What makes such scenes poignant is the fact that Sr. is ill, and we see the progression of Parkinson’s. Even at his weakest, he’s trying to piece his life together, just as he’s slowly but surely working on the documentary edits. He’s not making any excuses for his past and Jr. is lovingly accepting this openness.

It’s clear that Jr. has searched for structure, order, and stability from his father for much of his life. His parents were divorced which made matters more complicated and difficult. The most touching moment in the documentary comes at the moment of beautiful revelation: a metaphysical and physical change in Sr. after he met and married Laura Ernst. It was a marriage and love that was enveloped in a great tragedy because Laura was diagnosed with Lou Gehrig’s Disease.

It was at this moment in his life that Sr. turned his life around and moved out of self-centered, inward existence simply because he was called to task to take care of another human being.
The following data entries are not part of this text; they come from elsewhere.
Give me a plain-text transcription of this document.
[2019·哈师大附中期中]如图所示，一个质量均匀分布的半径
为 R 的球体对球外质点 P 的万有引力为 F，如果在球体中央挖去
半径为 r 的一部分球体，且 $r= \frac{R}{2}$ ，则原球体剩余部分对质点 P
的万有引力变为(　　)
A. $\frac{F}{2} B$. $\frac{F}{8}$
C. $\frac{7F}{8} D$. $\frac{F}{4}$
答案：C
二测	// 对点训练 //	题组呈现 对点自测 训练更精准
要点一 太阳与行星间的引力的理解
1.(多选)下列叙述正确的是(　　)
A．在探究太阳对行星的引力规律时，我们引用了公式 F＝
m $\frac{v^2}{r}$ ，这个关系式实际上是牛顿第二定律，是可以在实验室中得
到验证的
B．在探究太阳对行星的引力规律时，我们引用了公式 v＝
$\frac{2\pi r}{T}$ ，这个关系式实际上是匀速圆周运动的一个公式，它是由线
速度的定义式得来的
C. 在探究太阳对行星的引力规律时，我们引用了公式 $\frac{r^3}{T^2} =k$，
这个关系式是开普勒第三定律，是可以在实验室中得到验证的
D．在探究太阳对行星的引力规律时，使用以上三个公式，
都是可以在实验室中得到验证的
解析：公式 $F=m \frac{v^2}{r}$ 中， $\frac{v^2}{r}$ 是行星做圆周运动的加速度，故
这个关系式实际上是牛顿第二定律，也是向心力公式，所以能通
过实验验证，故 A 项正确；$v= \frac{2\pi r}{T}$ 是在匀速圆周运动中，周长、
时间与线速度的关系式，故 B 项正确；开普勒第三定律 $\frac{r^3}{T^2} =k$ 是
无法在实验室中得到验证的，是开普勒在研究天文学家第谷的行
In her tragedy and illness, Sr. became fully human again. Jr. reveals that time period had a great impact on him because of the stability that he experienced. Although it would take him another 20 years to quit his own addiction habits, Jr. sees the clarity of Sr.’s life.

In many ways, it’s impossible to reconcile the abandonment that Jr. felt as he was growing up. There’s no neat conclusion to such a life, no Oprah-esque moment of perfect resolution and forgiveness. Both Sr. and Jr. know this, yet there would be no Robert Downey, Jr. as we know him—in his talent and his own beautiful strangeness. Jr. is also wise enough to see that the entire documentary has been a reflection on the meaning of death, and an uneasy and loving relationship between father and son. It’s in this acceptance that Sr. contains a multitude of meanings.